Friday, 4 September 2015

The complete cuts















Sybil Andrews beautiful linocuts capture the sights and feel of rural and industrial life in Britain and Canada from the thirties up to the late eighties. Over all these years Andrews only produced eighty-eight linocut prints which are all shown in this catalogue. The first fifty-three were completed in England up to 1947, she then married Walter Morgan, a boat builder and they moved to a remote logging town in British Columbia where the remainder of the prints were created.

Andrews was born in Bury St Edmunds (1898) where she met Cyril Power in 1921. He was an artist and twenty-six years older than her but over the following years they both influenced each other by interpreting European art movements into their linocuts. Power's work is much more fluid than Andrew's, she concentrated on a more solid and angular graphic style with robust shapes, colour and easily noticed focal points in her prints. This style is especially noticeable in the various cuts showing workers in an industrial setting. Apart from the agricultural and manual work pictures there are several showing religious scenes which Andrews created in Canada.
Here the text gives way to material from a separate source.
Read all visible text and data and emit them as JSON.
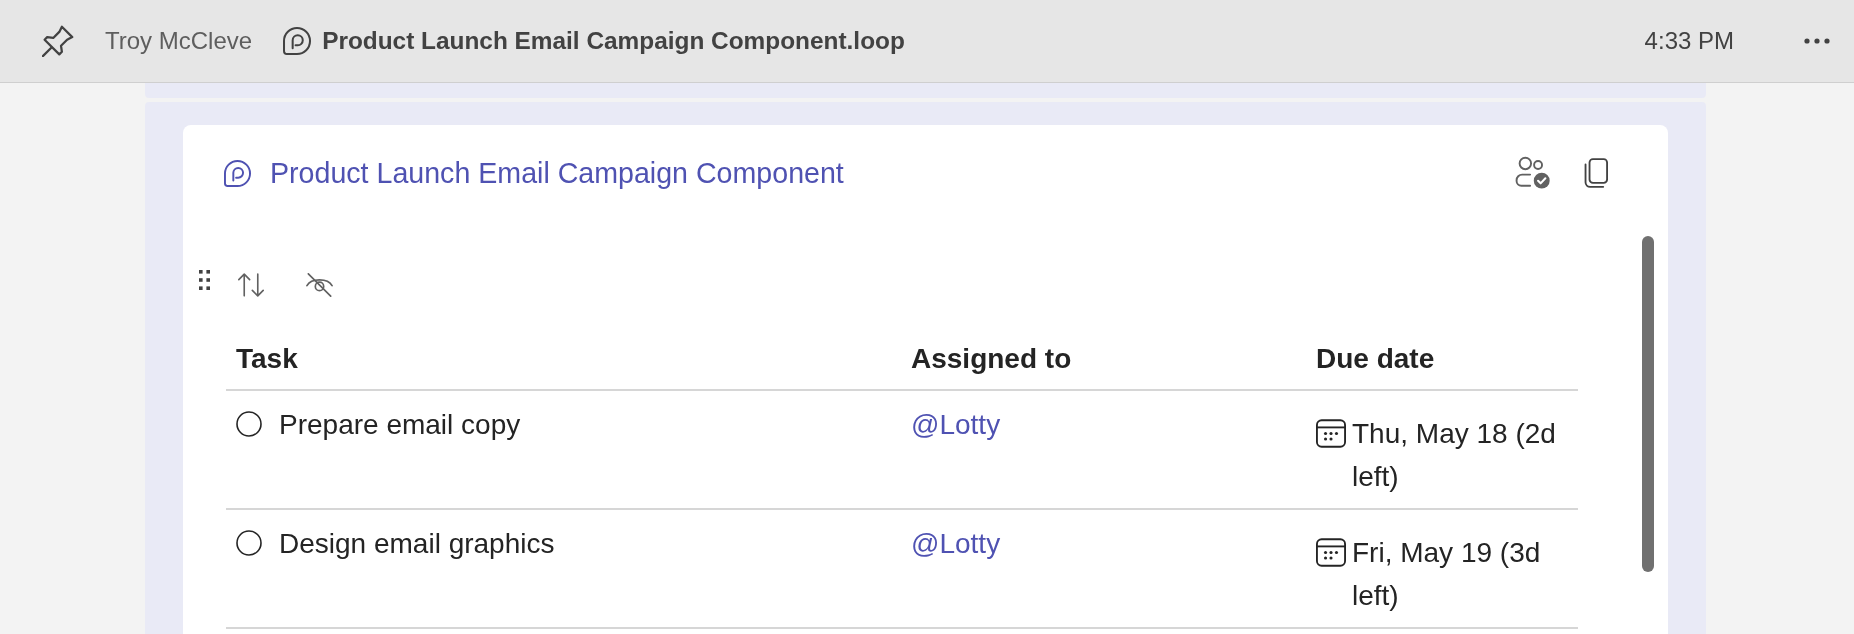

Author Hana Leaper contributes a front of book essay about the life of Sybil Andrews and then her work is shown with one linocut a page. Usefully the comprehensive captions also include some background detail for many of the pictures.

Andrews and Cyril Power were both significant contributors to British printmaking in the thirties and forties. Lund Humphries has already published a complete catalogue of Power's linocuts in the same format as this book.